Je me redresse lentement, je n'ai pas changé de vêtements pour dormir, j'ai toujours ce vieux jeans délavé et un pull affreux et trop grand pour moi qui tient à peine chaud tant le temps l'a usé.
Je me souviens rapidement de la veille, moi qui pensais un peu l'avoir rêvé, non. L'inconnu bleu est juste à côté de moi, assis en tailleur à m'observer. Je commence à trembler, je ne sais pas ce que c'est, la peur ? Lui semble à peine comprendre.
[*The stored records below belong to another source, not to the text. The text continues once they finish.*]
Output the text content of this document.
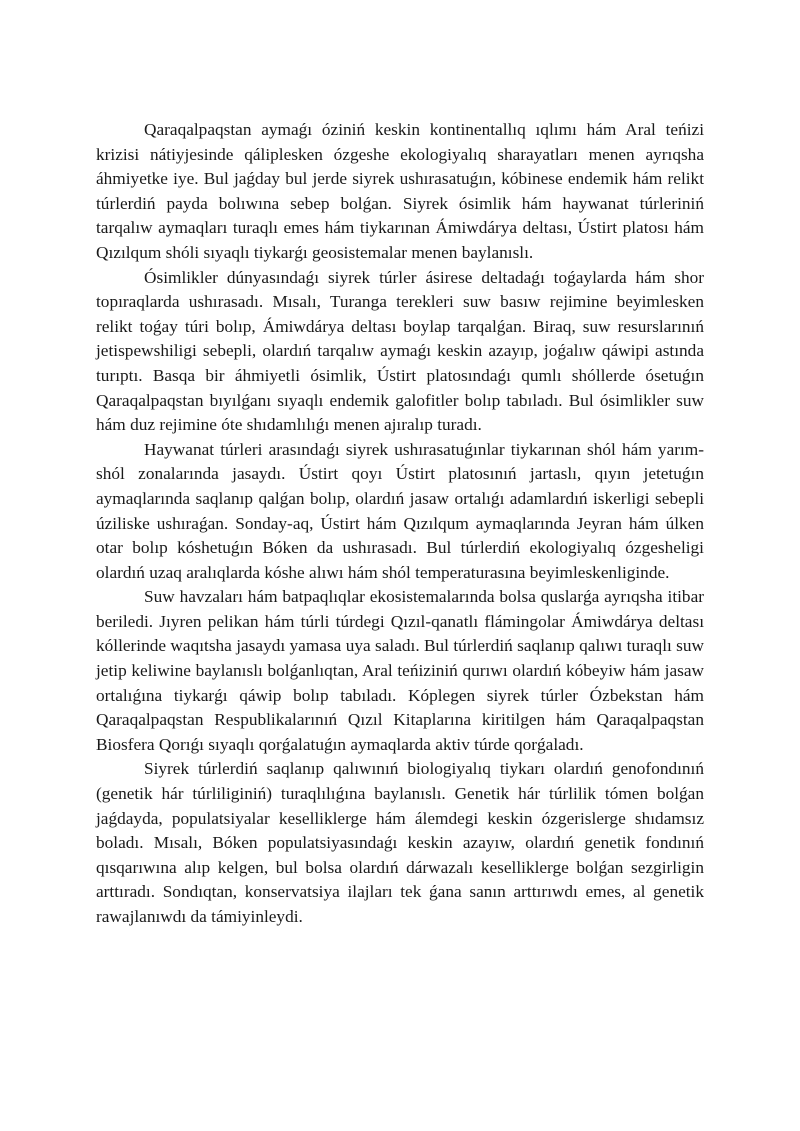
Qaraqalpaqstan aymaǵı óziniń keskin kontinentallıq ıqlımı hám Aral teńizi krizisi nátiyjesinde qáliplesken ózgeshe ekologiyalıq sharayatları menen ayrıqsha áhmiyetke iye. Bul jaǵday bul jerde siyrek ushırasatuǵın, kóbinese endemik hám relikt túrlerdiń payda bolıwına sebep bolǵan. Siyrek ósimlik hám haywanat túrleriniń tarqalıw aymaqları turaqlı emes hám tiykarınan Ámiwdárya deltası, Ústirt platosı hám Qızılqum shóli sıyaqlı tiykarǵı geosistemalar menen baylanıslı.

Ósimlikler dúnyasındaǵı siyrek túrler ásirese deltadaǵı toǵaylarda hám shor topıraqlarda ushırasadı. Mısalı, Turanga terekleri suw basıw rejimine beyimlesken relikt toǵay túri bolıp, Ámiwdárya deltası boylap tarqalǵan. Biraq, suw resurslarınıń jetispewshiligi sebepli, olardıń tarqalıw aymaǵı keskin azayıp, joǵalıw qáwipi astında turıptı. Basqa bir áhmiyetli ósimlik, Ústirt platosındaǵı qumlı shóllerde ósetuǵın Qaraqalpaqstan bıyılǵanı sıyaqlı endemik galofitler bolıp tabıladı. Bul ósimlikler suw hám duz rejimine óte shıdamlılıǵı menen ajıralıp turadı.

Haywanat túrleri arasındaǵı siyrek ushırasatuǵınlar tiykarınan shól hám yarım-shól zonalarında jasaydı. Ústirt qoyı Ústirt platosınıń jartaslı, qıyın jetetuǵın aymaqlarında saqlanıp qalǵan bolıp, olardıń jasaw ortalıǵı adamlardıń iskerligi sebepli úziliske ushıraǵan. Sonday-aq, Ústirt hám Qızılqum aymaqlarında Jeyran hám úlken otar bolıp kóshetuǵın Bóken da ushırasadı. Bul túrlerdiń ekologiyalıq ózgesheligi olardıń uzaq aralıqlarda kóshe alıwı hám shól temperaturasına beyimleskenliginde.

Suw havzaları hám batpaqlıqlar ekosistemalarında bolsa quslarǵa ayrıqsha itibar beriledi. Jıyren pelikan hám túrli túrdegi Qızıl-qanatlı flámingolar Ámiwdárya deltası kóllerinde waqıtsha jasaydı yamasa uya saladı. Bul túrlerdiń saqlanıp qalıwı turaqlı suw jetip keliwine baylanıslı bolǵanlıqtan, Aral teńiziniń qurıwı olardıń kóbeyiw hám jasaw ortalıǵına tiykarǵı qáwip bolıp tabıladı. Kóplegen siyrek túrler Ózbekstan hám Qaraqalpaqstan Respublikalarınıń Qızıl Kitaplarına kiritilgen hám Qaraqalpaqstan Biosfera Qorıǵı sıyaqlı qorǵalatuǵın aymaqlarda aktiv túrde qorǵaladı.

Siyrek túrlerdiń saqlanıp qalıwınıń biologiyalıq tiykarı olardıń genofondınıń (genetik hár túrliliginiń) turaqlılıǵına baylanıslı. Genetik hár túrlilik tómen bolǵan jaǵdayda, populatsiyalar keselliklerge hám álemdegi keskin ózgerislerge shıdamsız boladı. Mısalı, Bóken populatsiyasındaǵı keskin azayıw, olardıń genetik fondınıń qısqarıwına alıp kelgen, bul bolsa olardıń dárwazalı keselliklerge bolǵan sezgirligin arttıradı. Sondıqtan, konservatsiya ilajları tek ǵana sanın arttırıwdı emes, al genetik rawajlanıwdı da támiyinleydi.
-On a baisé ? m'interroge-t-il.
Pourquoi toujours ce sujet ? Pourquoi il pense ça ? Ça se voit sur mon visage que mon corps n'est respecté par pas grand monde ? Alors à nouveau, je me tais, parce que non. La veille, je l'ai vu s'échouer dans les escaliers plusieurs fois d'affilée sans prendre la peine de l'aider. La veille, nous sommes rentrés et il m'a laissé faire comme chez moi en silence. Je me suis allongé dans son lit double et l'ai entendu dégueuler dans une pièce voisine. Puis après un long moment il est arrivé et s'est entièrement déshabillé avant de s'effondrer sur le matelas.
Je ne sais même pas son prénom, lui ne sait pas le mien non plus. Quand j'y pense, je ne suis pas sûr de me souvenir de comment je m'appelle. Alors j'espère, je croise les doigts pour qu'il ne me pose pas cette question, qu'il ne cherche pas à savoir qui je suis et pourquoi j'ai l'air d'un ado qui vient de fuguer.
-J'en déduis que non. Pourquoi t'es là alors ?
-Parce que je t'ai demandé pour venir.
Il a beau être sobre maintenant, il n'est toujours pas capable de me regarder droit dans les yeux, moi non plus, je le fais juste quand il a les yeux autre part que sur moi.
-Évidemment.
Un silence s'installe, je me sens mal à l'aise, et un rire, d'abord léger, naît du fond de mes entrailles, grandit. Le bleu me regarde, étonné de mon fou rire inexpliqué. Et plus je rigole, moins il y comprend quelque chose. Je pleure de rire et je me tiens les côtes, comme si j'allais les perdre en me marrant si fort.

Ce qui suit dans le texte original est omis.